Plot the points on the graph starting right or left with the $x$ value and then up or down with the $y$ value, finding where they intersect and placing a point. We should have two points when we are done. Connect them using a ruler or straight edge and you have graphed a line.
Now for the given equation $2x - 3y - 12 = 0$
The $x$ intercept is where the graph crosses the $x$ axis, which is where $y = 0$.
Similarly, the $y$ intercept is where the graph crosses the $y$ axis, or where $x = 0$.
To find the intercept points, plug in $0$ for either $x$ or $y$ and solve for the other.

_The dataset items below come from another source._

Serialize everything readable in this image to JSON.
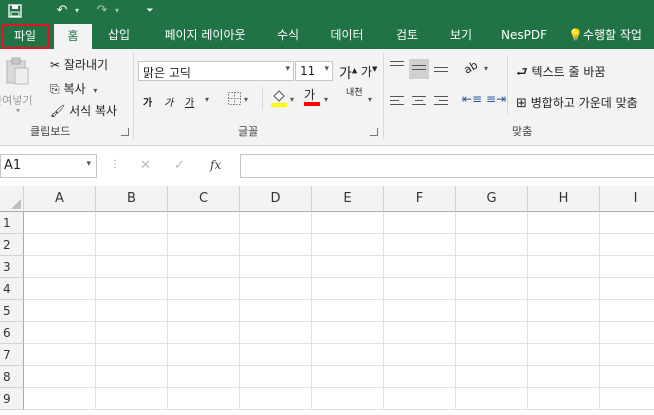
{
  "quick_access": {
    "save_icon": "save-icon",
    "undo_icon": "undo-icon",
    "redo_icon": "redo-icon",
    "customize_icon": "customize-qat-icon"
  },
  "tabs": [
    {
      "label": "파일"
    },
    {
      "label": "홈"
    },
    {
      "label": "삽입"
    },
    {
      "label": "페이지 레이아웃"
    },
    {
      "label": "수식"
    },
    {
      "label": "데이터"
    },
    {
      "label": "검토"
    },
    {
      "label": "보기"
    },
    {
      "label": "NesPDF"
    }
  ],
  "tell_me": "수행할 작업",
  "clipboard": {
    "paste": "붙여넣기",
    "cut": "잘라내기",
    "copy": "복사",
    "format_painter": "서식 복사",
    "group": "클립보드"
  },
  "font": {
    "name": "맑은 고딕",
    "size": "11",
    "bold": "가",
    "italic": "가",
    "underline": "가",
    "font_color": "가",
    "phonetic": "내천",
    "group": "글꼴",
    "grow_icon": "increase-font-size-icon",
    "shrink_icon": "decrease-font-size-icon"
  },
  "alignment": {
    "wrap_text": "텍스트 줄 바꿈",
    "merge_center": "병합하고 가운데 맞춤",
    "group": "맞춤"
  },
  "formula_bar": {
    "name_box": "A1",
    "fx": "fx",
    "cancel": "✕",
    "enter": "✓",
    "formula": ""
  },
  "sheet": {
    "columns": [
      "A",
      "B",
      "C",
      "D",
      "E",
      "F",
      "G",
      "H",
      "I"
    ],
    "rows": [
      "1",
      "2",
      "3",
      "4",
      "5",
      "6",
      "7",
      "8",
      "9"
    ]
  },
  "colors": {
    "excel_green": "#217346",
    "highlight_box": "#e81123",
    "fill_yellow": "#ffff00",
    "font_red": "#ff0000"
  }
}
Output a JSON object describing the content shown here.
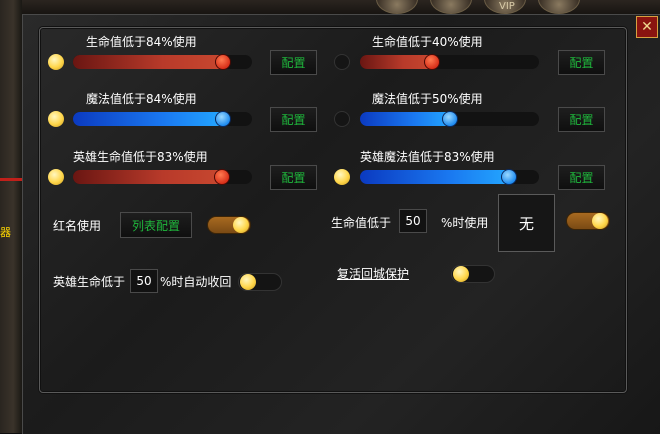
{
  "background": {
    "side_label": "器",
    "top_disc_text": "VIP"
  },
  "close": {
    "icon": "close-icon",
    "symbol": "✕",
    "color": "#8a1410"
  },
  "colors": {
    "config_text": "#1fb83c",
    "red_bar": "#c7472f",
    "blue_bar": "#1a78f0",
    "toggle_on": "#a86a20",
    "indicator": "#ffd64a"
  },
  "sliders": [
    {
      "label": "生命值低于84%使用",
      "value": 84,
      "color": "red",
      "indicator_on": true,
      "config_label": "配置"
    },
    {
      "label": "生命值低于40%使用",
      "value": 40,
      "color": "red",
      "indicator_on": false,
      "config_label": "配置"
    },
    {
      "label": "魔法值低于84%使用",
      "value": 84,
      "color": "blue",
      "indicator_on": true,
      "config_label": "配置"
    },
    {
      "label": "魔法值低于50%使用",
      "value": 50,
      "color": "blue",
      "indicator_on": false,
      "config_label": "配置"
    },
    {
      "label": "英雄生命值低于83%使用",
      "value": 83,
      "color": "red",
      "indicator_on": true,
      "config_label": "配置"
    },
    {
      "label": "英雄魔法值低于83%使用",
      "value": 83,
      "color": "blue",
      "indicator_on": true,
      "config_label": "配置"
    }
  ],
  "red_name": {
    "label": "红名使用",
    "button": "列表配置",
    "enabled": true
  },
  "low_hp": {
    "prefix": "生命值低于",
    "value": "50",
    "suffix": "%时使用",
    "item": "无",
    "enabled": true
  },
  "hero_recall": {
    "prefix": "英雄生命低于",
    "value": "50",
    "suffix": "%时自动收回",
    "enabled": false
  },
  "revive_protect": {
    "label": "复活回城保护",
    "enabled": false
  }
}
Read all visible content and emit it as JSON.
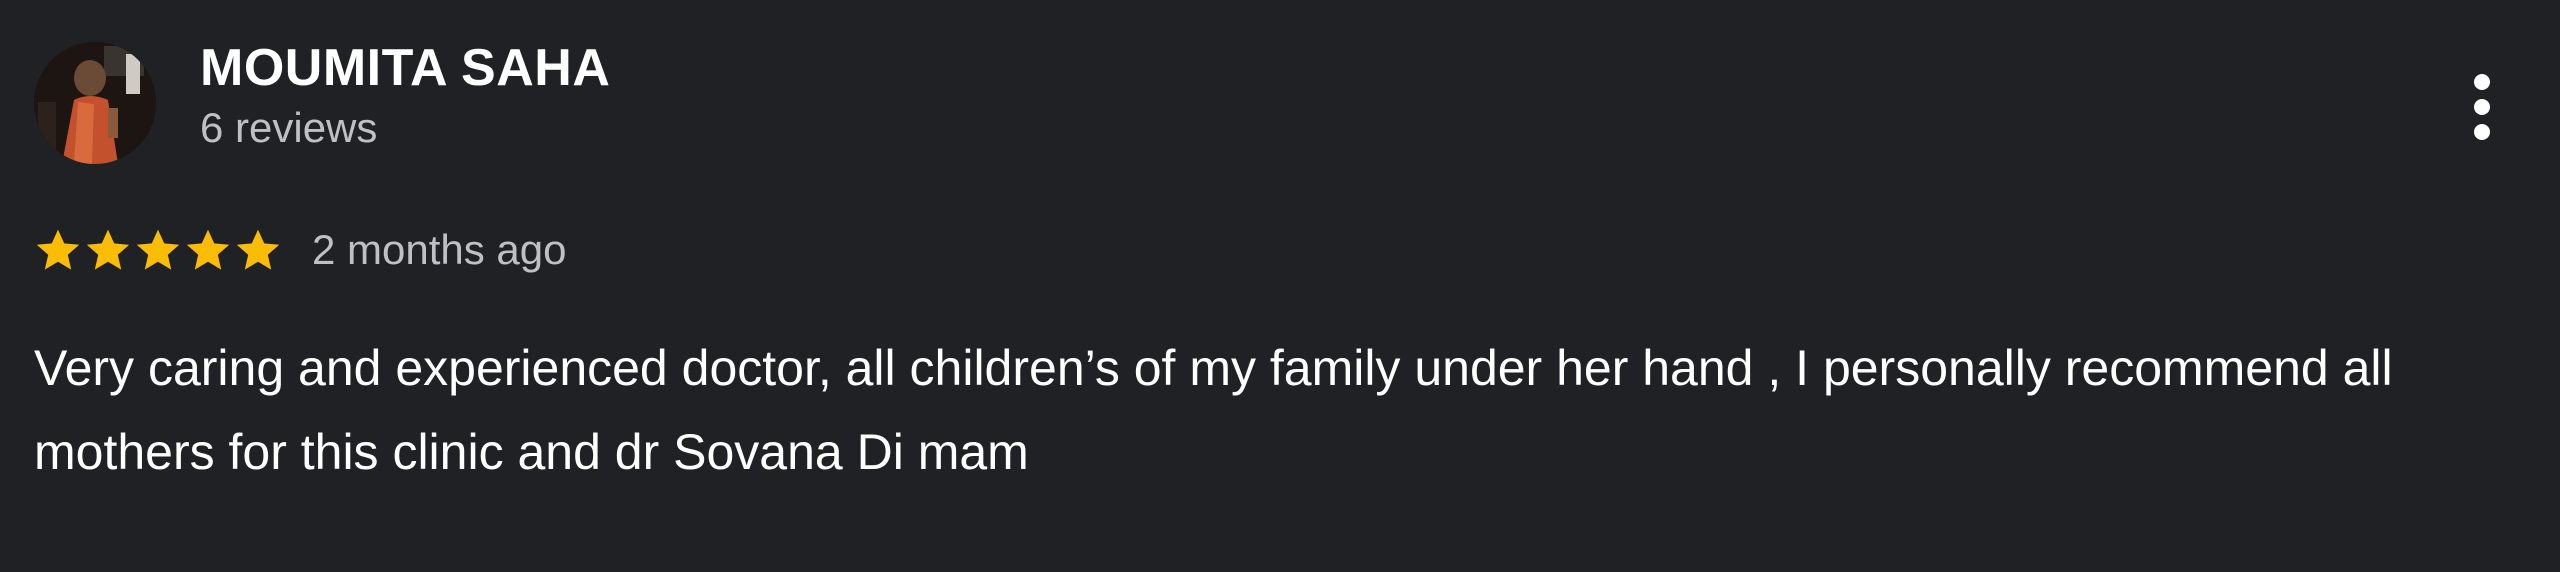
{
  "review": {
    "reviewer_name": "MOUMITA SAHA",
    "reviewer_reviews": "6 reviews",
    "avatar_icon": "profile-photo",
    "more_icon": "more-vertical-icon",
    "rating": 5,
    "rating_max": 5,
    "star_icon": "star-icon",
    "star_color": "#fbbc04",
    "time_ago": "2 months ago",
    "text": "Very caring and experienced doctor, all children’s of my family under her hand , I personally recommend all mothers for this clinic and dr Sovana Di mam"
  },
  "colors": {
    "background": "#202124",
    "primary_text": "#ffffff",
    "secondary_text": "#bdc1c6"
  }
}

Let’s start with the $x$ intercept.
$ \Rightarrow 2x - 3\left( 0 \right) - 12 = 0$
Add $12$ to both sides. We get,
$ \Rightarrow 2x = 12$
Divide both sides by $2$,
$ \Rightarrow x = 6$
So the ordered pair for the $x$ intercept is $\left( {6,0} \right)$
Now do the same with the $y$ intercept.
Putting $x = 0$, we get,
$ \Rightarrow 2\left( 0 \right) - 3y - 12 = 0$
Again, Add $12$ to both sides. We get,
$ \Rightarrow - 3y = 12$
This time divide by $ - 3$ we get,
$ \Rightarrow y = - 4$
So the ordered pair for the $y$ intercept is $\left( {0, - 4} \right)$

Note: It is possible for a line to have an infinite number of intercepts with the $x$ or $y$ axis. The line $x = 0$ has an infinite number of intercepts with the $y$ axis. The line $y = 0$ has an infinite number of intercepts with the $x$ axis. Any line of the form $y = mx + b$ where $m \ne 0$ has exactly one $y$ intercept. If $b = 0$ then both the $x$ and $y$ intercepts are at the origin $\left( {0,0} \right)$.